Monthly or quarterly monitoring is suggested by departmental staff of Fund 30 Speedtypes for this reason. An adjustment might be required on each of your fund 30 Speedtypes in July to account for faculty and staff salary increases. PETs also create questions from sponsors and the potential for unallowable expenses later in the project period.
With a period of performance that only extends a year, you should not be expensing or obligating funds beyond year two, even if we are paying for year two activities in year one. The reason for this is that there is no guarantee that the sponsor will award more funds than are currently awarded and obligated in year one.
You will need two separate actions. The first action will be for the actual subcontracted dollars, which will be worked through with your Subcontract Officer. A second action will be with the procurement department, which will issue a Purchase Order (PO) for the piece of equipment. If you need assistance during this process, please work with your Grant or Contact Officer.
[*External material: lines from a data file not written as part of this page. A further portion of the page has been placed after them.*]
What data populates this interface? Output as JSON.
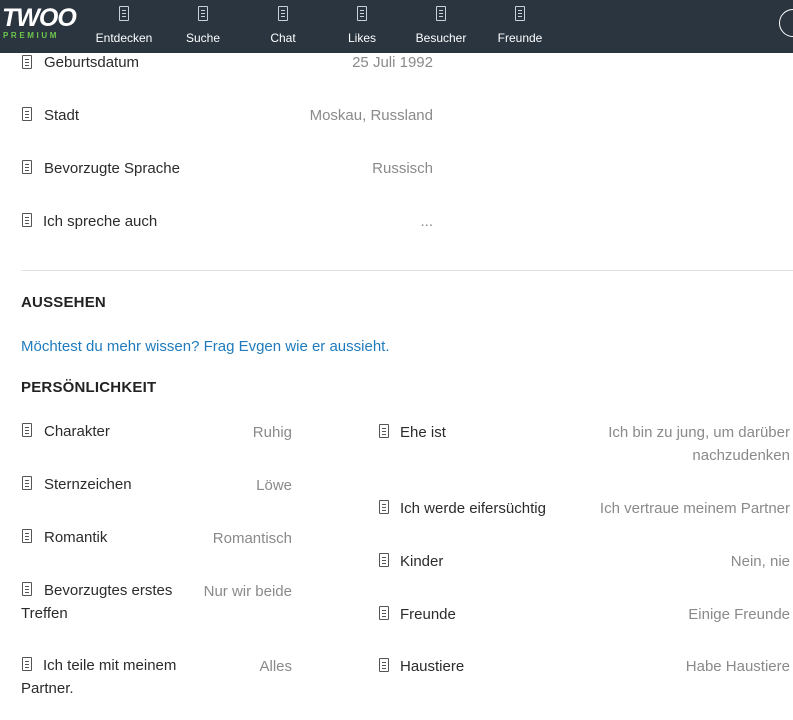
{
  "header": {
    "logo_text": "TWOO",
    "logo_sub": "PREMIUM",
    "nav": [
      {
        "label": "Entdecken",
        "icon": "discover-icon"
      },
      {
        "label": "Suche",
        "icon": "search-icon"
      },
      {
        "label": "Chat",
        "icon": "chat-icon"
      },
      {
        "label": "Likes",
        "icon": "likes-icon"
      },
      {
        "label": "Besucher",
        "icon": "visitors-icon"
      },
      {
        "label": "Freunde",
        "icon": "friends-icon"
      }
    ]
  },
  "basics": [
    {
      "label": "Geburtsdatum",
      "value": "25 Juli 1992"
    },
    {
      "label": "Stadt",
      "value": "Moskau, Russland"
    },
    {
      "label": "Bevorzugte Sprache",
      "value": "Russisch"
    },
    {
      "label": "Ich spreche auch",
      "value": "..."
    }
  ],
  "appearance": {
    "title": "AUSSEHEN",
    "link": "Möchtest du mehr wissen? Frag Evgen wie er aussieht."
  },
  "personality": {
    "title": "PERSÖNLICHKEIT",
    "left": [
      {
        "label": "Charakter",
        "value": "Ruhig"
      },
      {
        "label": "Sternzeichen",
        "value": "Löwe"
      },
      {
        "label": "Romantik",
        "value": "Romantisch"
      },
      {
        "label_line1": "Bevorzugtes erstes",
        "label_line2": "Treffen",
        "value": "Nur wir beide"
      },
      {
        "label_line1": "Ich teile mit meinem",
        "label_line2": "Partner.",
        "value": "Alles"
      }
    ],
    "right": [
      {
        "label": "Ehe ist",
        "value_line1": "Ich bin zu jung, um darüber",
        "value_line2": "nachzudenken"
      },
      {
        "label": "Ich werde eifersüchtig",
        "value": "Ich vertraue meinem Partner"
      },
      {
        "label": "Kinder",
        "value": "Nein, nie"
      },
      {
        "label": "Freunde",
        "value": "Einige Freunde"
      },
      {
        "label": "Haustiere",
        "value": "Habe Haustiere"
      }
    ]
  }
}
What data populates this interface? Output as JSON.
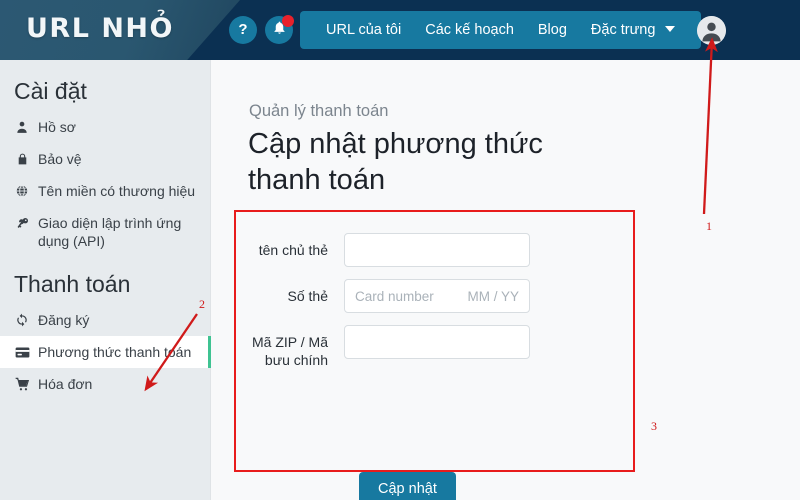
{
  "header": {
    "logo": "URL NHỎ",
    "help_icon": "question-mark-icon",
    "bell_icon": "bell-icon",
    "nav_items": [
      {
        "label": "URL của tôi",
        "has_caret": false
      },
      {
        "label": "Các kế hoạch",
        "has_caret": false
      },
      {
        "label": "Blog",
        "has_caret": false
      },
      {
        "label": "Đặc trưng",
        "has_caret": true
      }
    ],
    "avatar_icon": "user-avatar-icon",
    "colors": {
      "bar_dark": "#0b3052",
      "logo_panel": "#2c5873",
      "accent_teal": "#1779a0",
      "notification_dot": "#e8212b"
    }
  },
  "sidebar": {
    "sections": [
      {
        "title": "Cài đặt",
        "items": [
          {
            "label": "Hồ sơ",
            "icon": "person-icon",
            "active": false
          },
          {
            "label": "Bảo vệ",
            "icon": "lock-icon",
            "active": false
          },
          {
            "label": "Tên miền có thương hiệu",
            "icon": "globe-icon",
            "active": false
          },
          {
            "label": "Giao diện lập trình ứng dụng (API)",
            "icon": "key-icon",
            "active": false
          }
        ]
      },
      {
        "title": "Thanh toán",
        "items": [
          {
            "label": "Đăng ký",
            "icon": "sync-icon",
            "active": false
          },
          {
            "label": "Phương thức thanh toán",
            "icon": "credit-card-icon",
            "active": true
          },
          {
            "label": "Hóa đơn",
            "icon": "shopping-cart-icon",
            "active": false
          }
        ]
      }
    ],
    "active_accent_color": "#3fc392",
    "background_color": "#e7ebee"
  },
  "main": {
    "subtitle": "Quản lý thanh toán",
    "title": "Cập nhật phương thức thanh toán",
    "form": {
      "fields": [
        {
          "label": "tên chủ thẻ",
          "value": "",
          "placeholder": "",
          "placeholder_right": ""
        },
        {
          "label": "Số thẻ",
          "value": "",
          "placeholder": "Card number",
          "placeholder_right": "MM / YY"
        },
        {
          "label": "Mã ZIP / Mã bưu chính",
          "value": "",
          "placeholder": "",
          "placeholder_right": ""
        }
      ],
      "submit_label": "Cập nhật",
      "submit_color": "#1779a0",
      "highlight_border_color": "#e81c1c"
    }
  },
  "annotations": {
    "color": "#d01a1a",
    "markers": [
      {
        "number": "1",
        "target": "avatar-icon"
      },
      {
        "number": "2",
        "target": "sidebar-item-payment-method"
      },
      {
        "number": "3",
        "target": "payment-form-box"
      }
    ]
  }
}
The strength of the U.S. dollar (USD) may ebb and flow through the period of performance on a contract. For example, an award amount valued today at 200,000 Euros (EUR) may be worth $400,000 if the exchange rate is 2 USD to 1 EUR; however, in three years, the exchange rate could change to 1 USD to 1 EUR. Essentially, that would mean receiving 200,000 USD to perform the same anticipated work. While an exaggerated example, the decrease in dollars received is a source of great fiscal risk for CU Boulder. Below are a few ways we can mitigate the risk:
- The best way to minimize the risk is to negotiate a fixed-price contract in dollars. Why? We receive a set amount of U.S. dollars no matter the actual cost to us, whether more or less than anticipated, and regardless of the fluctuation in the exchange rate. Of course, CU Boulder bears the risk of inflation in the U.S., but the foreign sponsor is legally bound to pay the bargained-for amount no matter how weak or strong its currency becomes as compared to USD. Therefore, if in the above example, the exchange rate becomes 2 EUR to 1 USD for a 400,000 USD award, the foreign sponsor will bear the risk of paying twice as many EUR as originally anticipated.
- Negotiating a fixed-price contract in USD could be an unrealistic goal for most foreign sponsors. If that is the case, negotiating a fixed-price contract in the foreign currency and requesting a lump sum payment upon execution is another viable option. Why? CU Boulder must only deal with the uncertainty of the currency conversion once, not each time an invoice (as in the case of a cost-reimbursable contract) is submitted. The department can then plan accordingly and adjust the budget as necessary based on any shortfalls or excess.
If obtaining a lump sum upon execution of a fixed-price contract in foreign currency is not possible, another option would be to obtain lump sums on an annual basis. Again, by minimizing the number of exchange conversions throughout the period of performance, CU Boulder can mitigate the deficits created by unknowingly overspending and then invoicing, only to find that the number of dollars received is less than anticipated.